Poetry: Ezekiel 37 by Sean McQuinney

The Vision of the Valley of Dry Bones (Ezekiel 37) projects a mass resurrection of bones and death for the prophet Ezekiel—an incomprehensibly bold prophecy in today’s after-Auschwitz world, and one with which Sean McQuinney wrestles beautifully to find his voice and meaning as poet.


 

Ezekiel 37

They asked me, because I was a poet, how I planned
to scoop Babi Yar into my hands

and sort the dead from the earth
like pieces of knapped flint.

I had been caught pocketing them for myself–
every body wrapped tightly into a category.

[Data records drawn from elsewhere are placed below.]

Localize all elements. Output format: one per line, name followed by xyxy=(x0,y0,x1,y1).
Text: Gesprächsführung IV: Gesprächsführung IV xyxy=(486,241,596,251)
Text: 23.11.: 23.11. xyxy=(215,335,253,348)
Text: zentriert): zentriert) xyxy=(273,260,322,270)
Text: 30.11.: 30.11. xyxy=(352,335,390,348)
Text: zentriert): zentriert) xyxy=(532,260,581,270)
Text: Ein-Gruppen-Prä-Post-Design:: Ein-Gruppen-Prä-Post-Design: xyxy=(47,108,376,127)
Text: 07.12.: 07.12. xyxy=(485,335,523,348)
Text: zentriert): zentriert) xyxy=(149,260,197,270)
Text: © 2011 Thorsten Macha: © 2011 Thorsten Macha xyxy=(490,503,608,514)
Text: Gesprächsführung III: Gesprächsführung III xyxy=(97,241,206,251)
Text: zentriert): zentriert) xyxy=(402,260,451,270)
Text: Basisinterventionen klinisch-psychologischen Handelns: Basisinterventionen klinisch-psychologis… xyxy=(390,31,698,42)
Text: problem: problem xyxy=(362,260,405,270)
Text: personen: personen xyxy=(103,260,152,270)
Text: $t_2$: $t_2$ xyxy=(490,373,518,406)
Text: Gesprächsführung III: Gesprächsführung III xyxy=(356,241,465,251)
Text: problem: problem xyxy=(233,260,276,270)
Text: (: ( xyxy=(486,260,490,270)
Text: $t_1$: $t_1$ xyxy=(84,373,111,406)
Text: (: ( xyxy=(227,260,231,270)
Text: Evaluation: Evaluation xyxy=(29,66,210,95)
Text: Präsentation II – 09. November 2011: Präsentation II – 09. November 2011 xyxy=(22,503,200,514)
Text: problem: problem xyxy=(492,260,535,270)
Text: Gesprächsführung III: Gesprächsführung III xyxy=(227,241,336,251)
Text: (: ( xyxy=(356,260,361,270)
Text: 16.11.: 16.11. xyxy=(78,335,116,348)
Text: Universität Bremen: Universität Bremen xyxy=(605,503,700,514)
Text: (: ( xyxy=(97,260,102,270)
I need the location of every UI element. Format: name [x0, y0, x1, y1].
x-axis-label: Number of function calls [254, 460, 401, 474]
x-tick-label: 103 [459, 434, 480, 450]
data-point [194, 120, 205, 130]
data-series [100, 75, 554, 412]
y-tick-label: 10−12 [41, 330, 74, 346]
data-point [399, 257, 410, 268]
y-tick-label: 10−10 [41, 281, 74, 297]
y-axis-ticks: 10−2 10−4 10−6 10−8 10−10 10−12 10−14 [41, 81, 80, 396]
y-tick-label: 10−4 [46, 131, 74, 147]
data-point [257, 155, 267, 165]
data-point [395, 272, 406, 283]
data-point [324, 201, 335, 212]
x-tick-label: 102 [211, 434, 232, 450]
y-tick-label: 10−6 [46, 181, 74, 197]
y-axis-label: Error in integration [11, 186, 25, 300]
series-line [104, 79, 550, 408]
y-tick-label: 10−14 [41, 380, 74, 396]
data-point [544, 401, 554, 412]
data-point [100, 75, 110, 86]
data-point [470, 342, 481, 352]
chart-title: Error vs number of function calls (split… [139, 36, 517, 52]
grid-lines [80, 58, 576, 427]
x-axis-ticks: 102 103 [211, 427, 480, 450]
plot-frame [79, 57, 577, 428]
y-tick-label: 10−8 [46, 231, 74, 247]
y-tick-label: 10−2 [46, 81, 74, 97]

Ashamed, I demurred by picking at the border fences
of Terezin and Treblinka as gracelessly

as I revise knee-high snow
from a Polish winter that I never touched.

I cannot breathe life into the clay, bone, and ash,
or animate faces twisted in final moments.

No matter how I turn the photographs,
they hold themselves guarded.


Sean McQuinney

Sean McQuinney is an MFA student at the University of Florida studying under Ange Mlinko, Michael Hofmann, and William Logan. Their first publications “Power Outage” and “Thanksgiving Weekend” are available in the Spring/Summer edition of the South 85.